From Brian's Desk

Contact Center Excellence – Stand Out From The Crowd

Cable Companies; Do they Really Suffer From Poor Customer Service?

Cable companies have long been viewed as having poor customer service, among the poorest looking across industries.  I think this needs to be probed a bit deeper to perhaps get a better understanding of why this is.

Consider your own experience with one or more cable companies that you have had.  Mine has been that my emailbox, mailbox and pop-up ads all show me what I can get for a ‘low monthly price’.  Then they start me out with teaser rates to get me to sign up as a customer, and I do so because the price is right.  Then, 6 or 12 months later, even though they warned me in the small print, my introductory rates expire and then I pay much more for their service.  And, then I am unhappy.  Therefore, whenever I call into customer service, I am already not happy.  It is very difficult to have a satisfying interaction with a customer service department when I am already unhappy with the company, and further annoyed at having to call customer service in the first place.

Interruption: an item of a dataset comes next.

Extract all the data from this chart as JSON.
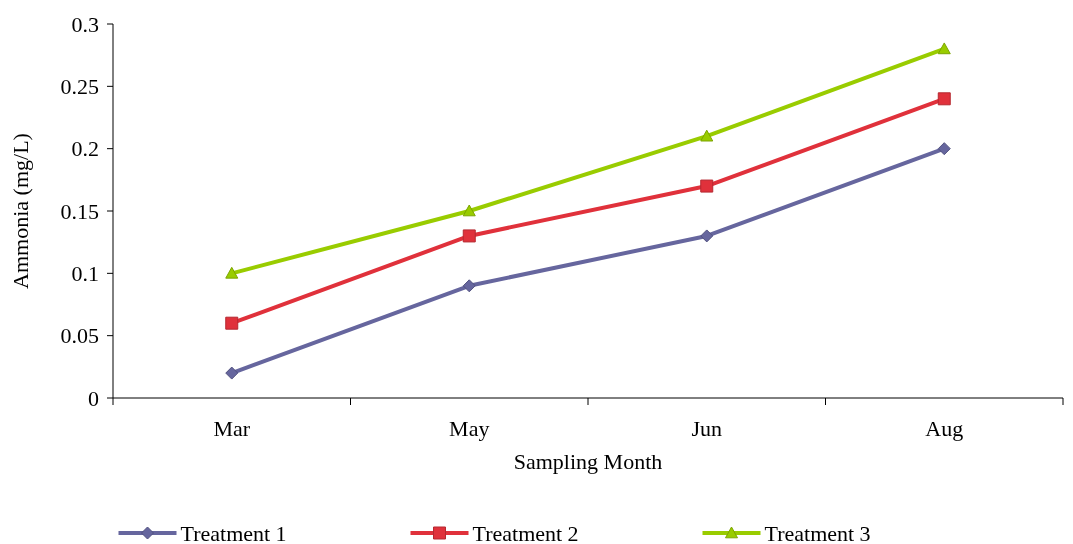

I don’t view this so much as a customer service issue as a value issue. This is what has dogged the utilities industry for so long. Not that the service experience per se is so poor, but rather the company’s value proposition is so poor. In short, the way customers view the value they receive spills over into their view of their customer experience. Cable and satellite companies spend generously on customer acquisition, but not on customer retention. As a brand new customer, I feel valued and I feel I am receiving a product at a price point that I feel matches the value I receive from the product. The problem is, acquisition is based on the teaser rates that increase dramatically once the discount period is over. The value does not increase, but I am paying much more. And, my mailbox and emailbox is stuffed with more teaser offers, all to the benefit of new customers, but not me. In the end, utilities and those that look like utilities don’t spend enough effort on convincing customers that they provide value equal to cost, and that dissatisfaction manifests itself in the service call center.

Personally, when I am billed over $100 a month for a scant few channels outside of what I can get locally, I don’t see the value lining up with the cost.  And I am not happy about it.